Rendra berdiri di tengah desa yang kini dipenuhi bayangan spiritual. Ia merasakan kedamaian yang mendalam, karena arwah-arwah itu kini berada di bawah kendalinya. Mereka tidak lagi haus, karena mereka telah disajikan kebenaran dan darah penebusan.
Rani dan Dimas mendekatinya. Wajah mereka penuh kengerian.
“Mas Rendra! Apa yang kau lakukan? Ini bukan hujan! Ini semua yang telah mati!” seru Rani.
Rendra menatap adiknya, matanya hitam dan dingin.
“Mereka ingin damai, Rani. Dan ini adalah damai mereka. Mereka tidak lagi terperangkap di bawah tanah. Mereka bebas di sini.”
Dimas, dengan ketenangan yang aneh, menyentuh serpihan putih yang jatuh ke lengannya. Wajah samar seorang anak kecil muncul dan tersenyum padanya.

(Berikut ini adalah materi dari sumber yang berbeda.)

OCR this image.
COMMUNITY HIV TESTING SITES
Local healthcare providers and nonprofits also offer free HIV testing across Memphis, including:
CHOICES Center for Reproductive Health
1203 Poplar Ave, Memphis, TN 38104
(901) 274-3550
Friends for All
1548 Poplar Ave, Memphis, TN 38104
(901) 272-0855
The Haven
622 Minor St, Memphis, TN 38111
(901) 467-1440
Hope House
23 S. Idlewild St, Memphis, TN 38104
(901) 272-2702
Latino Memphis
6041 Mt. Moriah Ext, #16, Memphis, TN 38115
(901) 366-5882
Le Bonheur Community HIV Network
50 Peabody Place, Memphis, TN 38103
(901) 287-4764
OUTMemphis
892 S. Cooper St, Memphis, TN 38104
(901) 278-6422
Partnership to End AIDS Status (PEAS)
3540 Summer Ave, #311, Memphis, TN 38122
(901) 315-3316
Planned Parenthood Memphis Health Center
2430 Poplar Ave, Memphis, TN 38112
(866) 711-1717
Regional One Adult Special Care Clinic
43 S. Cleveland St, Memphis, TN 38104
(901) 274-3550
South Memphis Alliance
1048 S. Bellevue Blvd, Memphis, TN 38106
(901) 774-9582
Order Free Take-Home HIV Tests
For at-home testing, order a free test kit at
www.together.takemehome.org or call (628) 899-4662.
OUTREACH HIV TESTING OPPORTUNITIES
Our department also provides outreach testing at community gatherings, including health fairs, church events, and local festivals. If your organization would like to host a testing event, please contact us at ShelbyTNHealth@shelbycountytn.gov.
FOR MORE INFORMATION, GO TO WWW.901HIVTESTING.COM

“Mereka tenang, Kak,” bisik Dimas. “Mereka hanya butuh seseorang untuk mengakui keberadaan mereka.”
Rendra melihat sekeliling. Ia melihat arwah-arwah itu berinteraksi dengan penduduk desa. Seorang ibu menangis sambil memeluk bayangan samar anaknya. Seorang pria tua berlutut di hadapan bayangan istrinya.
Desa itu damai, tetapi damai itu tercipta dari kepatuhan total pada kekuatan spiritual.

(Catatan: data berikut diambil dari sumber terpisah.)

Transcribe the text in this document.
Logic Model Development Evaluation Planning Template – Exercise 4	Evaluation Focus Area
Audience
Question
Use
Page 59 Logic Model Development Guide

Rendra tahu, ia telah berhasil menenangkan arwah-arwah itu. Tetapi ia telah membayar harga yang lebih mahal: ia telah kehilangan kemanusiaannya dan menciptakan siklus penyembahan baru.

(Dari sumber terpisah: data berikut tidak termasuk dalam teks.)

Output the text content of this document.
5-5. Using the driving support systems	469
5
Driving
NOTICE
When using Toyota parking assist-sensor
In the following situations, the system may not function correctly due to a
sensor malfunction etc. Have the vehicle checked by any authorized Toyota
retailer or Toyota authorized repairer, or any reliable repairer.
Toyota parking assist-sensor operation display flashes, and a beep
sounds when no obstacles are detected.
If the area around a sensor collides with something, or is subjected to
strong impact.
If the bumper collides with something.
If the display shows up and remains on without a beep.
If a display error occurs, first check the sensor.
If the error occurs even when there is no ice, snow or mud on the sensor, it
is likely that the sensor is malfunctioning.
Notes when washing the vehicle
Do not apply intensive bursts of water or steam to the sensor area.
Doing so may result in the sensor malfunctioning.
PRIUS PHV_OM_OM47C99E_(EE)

Malam itu, Rendra duduk di Balai Desa yang kini penuh dengan bayangan arwah yang tenang. Ia merasa damai, tetapi ia juga merasa haus.
Kehausan yang ia rasakan bukan lagi untuk darah, tetapi kehausan untuk pengorbanan yang lebih besar. Pengorbanan yang akan memuaskan semua arwah ini selamanya, mengakhiri siklus ini sepenuhnya.
Rendra tahu, pengorbanan itu harus melibatkan air, darah, dan memori.
Ia melihat ke Sumur Tua, dan ia mendengar bisikan Laras yang menuntunnya.
“Kau harus mengabadikan damai ini, Pembawaku. Abadikan mereka di dalam air selamanya. Jadikan desa ini kuburan yang damai.”
Rendra mengangguk. Ia tahu apa yang harus ia lakukan.